Because such individuals are incapable of telling us that they are in pain or otherwise in need of immediate attention, it is important not to restrict aggressive behavior. Aggressive behavior might be the only effective form of communication they have left that lets us know that they are suffering or something isn’t right for them. We say “effective” because aggressive behavior is guaranteed to grab our attention right away. Of course, ideally, we are always better off anticipating problems by getting to know the individual. For example, by knowing their preferences, we might know certain activities are off limits. We might also become better at reading their emotional behavior before it escalates and gets out of hand.
Therefore, our goal in using an environmental approach is to make problem behavior unnecessary by seeing to a patient’s needs in other ways. For example, a patient with a toothache might become agitated. Rather than wait for the person to aggress, we might pay careful attention to nonverbal pain behavior and other signs that seem to appear out of nowhere. Behaviorally, does cold or hot foods disrupt chewing (e.g., spitting out food)? Does the patient frequently rub his or her right cheek? Are his or her gums bleeding? Does the person grimace? Is there an increase in moaning? In terms of other signs of a toothache, is there increased swelling on one side of the face? Does the patient have really bad breath? Of course, as some of these signs are hard to detect, agitation or aggression might be impossible to prevent; for staff and family cannot be expected to be at all places, at all times with the patient.

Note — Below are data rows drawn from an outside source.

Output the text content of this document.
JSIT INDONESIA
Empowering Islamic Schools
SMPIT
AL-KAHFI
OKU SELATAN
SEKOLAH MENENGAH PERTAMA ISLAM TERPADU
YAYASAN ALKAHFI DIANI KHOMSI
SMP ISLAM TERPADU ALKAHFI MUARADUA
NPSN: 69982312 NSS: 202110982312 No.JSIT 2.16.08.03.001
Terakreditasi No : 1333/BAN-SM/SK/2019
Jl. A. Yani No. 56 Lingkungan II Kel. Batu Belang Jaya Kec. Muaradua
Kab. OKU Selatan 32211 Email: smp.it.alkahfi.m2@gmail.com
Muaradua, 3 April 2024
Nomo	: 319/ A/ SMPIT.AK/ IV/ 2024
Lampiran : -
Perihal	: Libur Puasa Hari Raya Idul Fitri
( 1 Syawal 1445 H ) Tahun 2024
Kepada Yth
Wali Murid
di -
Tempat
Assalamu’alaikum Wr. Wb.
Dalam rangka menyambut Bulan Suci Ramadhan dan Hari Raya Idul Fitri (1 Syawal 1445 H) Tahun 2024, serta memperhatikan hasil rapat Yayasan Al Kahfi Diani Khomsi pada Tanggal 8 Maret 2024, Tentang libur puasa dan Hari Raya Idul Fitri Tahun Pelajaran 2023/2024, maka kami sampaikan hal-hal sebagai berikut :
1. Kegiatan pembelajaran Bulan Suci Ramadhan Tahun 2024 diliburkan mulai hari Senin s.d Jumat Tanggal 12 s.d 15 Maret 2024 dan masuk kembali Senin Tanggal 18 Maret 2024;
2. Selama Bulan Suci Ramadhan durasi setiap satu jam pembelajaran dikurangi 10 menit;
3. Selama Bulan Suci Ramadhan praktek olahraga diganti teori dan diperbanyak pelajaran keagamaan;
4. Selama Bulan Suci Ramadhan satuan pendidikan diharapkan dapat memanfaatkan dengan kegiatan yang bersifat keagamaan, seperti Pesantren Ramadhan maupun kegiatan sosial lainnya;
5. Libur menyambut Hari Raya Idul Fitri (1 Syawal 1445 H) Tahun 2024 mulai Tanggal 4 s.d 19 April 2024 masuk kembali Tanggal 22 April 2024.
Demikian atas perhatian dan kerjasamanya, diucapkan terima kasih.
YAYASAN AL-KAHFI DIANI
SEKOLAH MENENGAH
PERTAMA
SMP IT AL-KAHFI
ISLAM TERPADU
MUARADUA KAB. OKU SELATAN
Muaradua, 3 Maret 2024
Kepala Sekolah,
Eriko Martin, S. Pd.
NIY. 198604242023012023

These subtle and not so subtle pain behaviors and other signs communicate to us nonverbally that something is wrong with the patient. In the above example, these signs tell us that the individual has a toothache. Our next step, of course, would be to take the patient to the dentist. By seeing to the person’s needs (i.e., pain reduction) we’re able to prevent further aggressive behavior. The sooner we act the better.
Bear in mind that we didn’t eliminate aggressive behavior from the person’s repertoire (a “repertoire” is all of the behavior a person is capable of). Eliminating aggressive behavior through medication would in effect block this effective channel of communication. As a result of blocking this form of communication, the patient would still be in pain, however, we may have no way of knowing it; especially if pain behavior is so subtle that it easily goes unnoticed. For this reason, professionals and family members should make a concerted effort at promoting all forms of behavior for as long as possible, even aggressive behavior, for someday most if not all behavior will be lost to the disease.
Behaviors like urinating in planters, hording, and strange vocalizations are considered “bizarre” by onlookers. As it turns out, all so-called “bizarre” behavior observed in persons with dementia is adaptive. Patients simply do the best they can with what’s left of their skills, which diminish over time. Even screaming, while unpleasant to observers, is an adaptive behavior that should not be taken away. In the past, patients might have been able to tell professionals and family that they are in excruciating pain or are having an extreme reaction to a new medication. They simply say, “I’m in pain,” and we – as healthcare providers – try to locate the source of the pain and remedy their condition. If they say, “This medication is making me feel dizzy and nauseous,” we make adjustments to their medications, accordingly. How can patients who have lost their ability to communicate tell you that they’re in pain or otherwise require immediate attention? How do we as healthcare providers even know when there is a problem if they can’t tell us using words?